Iowa City, 20 times over sustainability level, works on carbon

BY MEGAN DIAL | APRIL 07, 2009 7:30 AM

Iowa City’s greenhouse-gas emission rate is similar to the nation’s average of 19.6 metric tons per capita. But that’s nearly 20 times more than the sustainable level.

The city’s average is based on preliminary data measuring the amount of fossil fuels burned in Iowa City. It was collected by Brenda Nations, the city’s greenhouse-gas emissions evaluator.

“We’re definitely one of the highest [countries] in the world,” she said, and the sustainable level for carbon emission is one metric ton per capita.

Nations collects data on everything in the city that uses fossil fuels — including buildings and vehicles — and then uses a program to translate the information into the carbon-dioxide equivalent.

Because the survey is not complete, she said, she couldn’t share exact statistics for Iowa City.

Several other cities in Iowa are completing the inventory as part of the organization ICLEI-Local Governments for Sustainability — including Dubuque, Des Moines, and North Liberty — but Nations said she hopes Iowa City will be the first to finish.
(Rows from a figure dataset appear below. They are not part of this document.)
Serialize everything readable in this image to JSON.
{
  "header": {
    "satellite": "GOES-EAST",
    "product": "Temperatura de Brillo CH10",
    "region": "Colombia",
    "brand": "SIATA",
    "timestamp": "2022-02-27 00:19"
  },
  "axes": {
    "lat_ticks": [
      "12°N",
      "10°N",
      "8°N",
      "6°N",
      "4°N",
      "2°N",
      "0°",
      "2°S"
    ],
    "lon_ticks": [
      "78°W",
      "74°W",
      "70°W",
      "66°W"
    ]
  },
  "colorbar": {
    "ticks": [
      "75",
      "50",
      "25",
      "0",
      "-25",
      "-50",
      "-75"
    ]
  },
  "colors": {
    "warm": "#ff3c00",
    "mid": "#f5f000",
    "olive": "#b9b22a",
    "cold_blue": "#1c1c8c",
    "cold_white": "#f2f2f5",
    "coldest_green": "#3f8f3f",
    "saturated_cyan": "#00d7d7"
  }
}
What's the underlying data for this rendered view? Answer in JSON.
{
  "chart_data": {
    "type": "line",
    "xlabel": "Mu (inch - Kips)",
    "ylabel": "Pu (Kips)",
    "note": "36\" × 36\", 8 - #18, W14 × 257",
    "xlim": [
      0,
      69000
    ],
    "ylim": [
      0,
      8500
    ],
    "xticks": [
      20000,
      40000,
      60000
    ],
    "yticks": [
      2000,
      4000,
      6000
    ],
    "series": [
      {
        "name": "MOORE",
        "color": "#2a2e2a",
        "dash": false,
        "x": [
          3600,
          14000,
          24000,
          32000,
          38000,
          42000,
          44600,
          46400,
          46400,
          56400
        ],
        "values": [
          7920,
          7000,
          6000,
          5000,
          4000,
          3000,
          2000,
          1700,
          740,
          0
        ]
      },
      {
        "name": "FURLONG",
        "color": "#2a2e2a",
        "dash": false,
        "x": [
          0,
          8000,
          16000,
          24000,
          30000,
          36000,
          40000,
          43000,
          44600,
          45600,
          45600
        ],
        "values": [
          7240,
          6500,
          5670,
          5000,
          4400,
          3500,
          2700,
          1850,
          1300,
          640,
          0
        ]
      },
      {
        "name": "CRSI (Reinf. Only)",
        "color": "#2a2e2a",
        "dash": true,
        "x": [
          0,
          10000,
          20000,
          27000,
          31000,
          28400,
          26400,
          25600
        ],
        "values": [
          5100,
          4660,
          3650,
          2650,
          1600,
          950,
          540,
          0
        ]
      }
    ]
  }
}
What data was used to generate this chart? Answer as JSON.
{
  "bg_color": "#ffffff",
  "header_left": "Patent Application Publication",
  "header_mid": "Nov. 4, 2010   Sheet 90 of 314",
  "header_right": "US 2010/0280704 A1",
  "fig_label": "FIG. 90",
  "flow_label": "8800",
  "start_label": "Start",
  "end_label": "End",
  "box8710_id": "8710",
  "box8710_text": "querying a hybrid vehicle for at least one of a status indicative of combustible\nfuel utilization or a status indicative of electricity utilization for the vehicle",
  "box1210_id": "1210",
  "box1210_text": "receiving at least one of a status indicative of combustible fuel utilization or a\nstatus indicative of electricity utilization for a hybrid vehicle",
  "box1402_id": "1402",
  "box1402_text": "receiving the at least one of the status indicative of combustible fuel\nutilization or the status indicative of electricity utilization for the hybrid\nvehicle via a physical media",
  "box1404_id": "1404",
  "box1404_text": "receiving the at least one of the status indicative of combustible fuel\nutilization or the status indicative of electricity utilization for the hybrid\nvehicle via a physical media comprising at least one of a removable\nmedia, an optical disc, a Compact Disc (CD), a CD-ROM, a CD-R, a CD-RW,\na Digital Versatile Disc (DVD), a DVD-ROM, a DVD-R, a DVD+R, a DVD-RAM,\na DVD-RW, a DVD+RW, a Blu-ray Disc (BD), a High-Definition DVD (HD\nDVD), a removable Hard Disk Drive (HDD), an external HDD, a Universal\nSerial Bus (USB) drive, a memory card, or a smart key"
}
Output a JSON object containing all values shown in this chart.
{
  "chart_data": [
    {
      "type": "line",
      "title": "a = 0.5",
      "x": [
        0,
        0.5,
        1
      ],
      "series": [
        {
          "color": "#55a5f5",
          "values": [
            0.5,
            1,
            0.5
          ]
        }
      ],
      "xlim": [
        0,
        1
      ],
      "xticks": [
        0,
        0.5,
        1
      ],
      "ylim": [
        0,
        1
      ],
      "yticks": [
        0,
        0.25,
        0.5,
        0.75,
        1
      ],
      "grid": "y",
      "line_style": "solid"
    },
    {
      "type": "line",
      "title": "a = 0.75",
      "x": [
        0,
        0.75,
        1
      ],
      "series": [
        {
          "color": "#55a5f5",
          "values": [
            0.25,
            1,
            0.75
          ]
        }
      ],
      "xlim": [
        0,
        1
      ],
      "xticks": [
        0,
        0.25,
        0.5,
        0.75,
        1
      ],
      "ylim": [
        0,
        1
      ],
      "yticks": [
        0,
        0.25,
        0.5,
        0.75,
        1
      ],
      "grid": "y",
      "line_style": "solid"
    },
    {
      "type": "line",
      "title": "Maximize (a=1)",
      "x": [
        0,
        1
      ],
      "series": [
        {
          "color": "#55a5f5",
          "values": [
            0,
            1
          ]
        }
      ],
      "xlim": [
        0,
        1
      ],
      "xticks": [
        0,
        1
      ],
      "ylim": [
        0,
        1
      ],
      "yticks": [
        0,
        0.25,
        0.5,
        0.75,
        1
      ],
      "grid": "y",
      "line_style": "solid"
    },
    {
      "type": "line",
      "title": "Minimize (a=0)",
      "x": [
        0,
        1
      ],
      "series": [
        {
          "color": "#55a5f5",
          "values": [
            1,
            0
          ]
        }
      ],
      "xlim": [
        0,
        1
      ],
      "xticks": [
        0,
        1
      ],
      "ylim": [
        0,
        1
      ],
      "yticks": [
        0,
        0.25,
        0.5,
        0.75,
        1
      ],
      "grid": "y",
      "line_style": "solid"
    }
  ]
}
UI civil and environmental engineering Professor Jerald Schnoor said Iowa is well above the nation’s average — emitting about 40 metric tons per capita each year.

Schnoor is the chairman of the Iowa Climate Change Advisory Council, which, he said, has identified 54 options to reduce the state’s carbon footprint.

“Things as simple as enforcing building codes, driving more fuel-efficient cars, programmable thermostats in our houses, and weatherizing our homes — actions like that will not only save us money but also create jobs in Iowa,” he said.

Schnoor said money is available under President Obama’s stimulus package for sustainable projects.
Iowa City officials have recently become aware of the possibility of earning federal funding for creating more energy-efficient programs, Nations said.

“We’re not at that point, but we hope that will be useful in our mission,” she said.

Before city officials begin new projects to reduce carbon emission, Nations said the No. 1 priority is to finish the inventory.

“We’re going to have to look into what we want to do and what we can do,” she said. “As far as the city, we don’t know yet.”

Liz Christiansen, the director of the UI Office of Sustainability, said, according to Nations’ report, the greenhouse-gas emissions for the UI Power Plant have reduced over the past eight years.

“That’s as a result of our biomass project,” Christiansen said. “That shows you the potential for further use of biomass and that’s certainly the direction we’re moving.”

Schnoor said the UI will continue to decrease its carbon emission by burning more biomass — a more sustainable method of incinerating oat hulls — and he hopes the UI and Iowa City will be able to work together to lower greenhouse-gas emissions.

“We are becoming very aggressive on energy conservation which should help reduce our energy demands,” Christiansen said.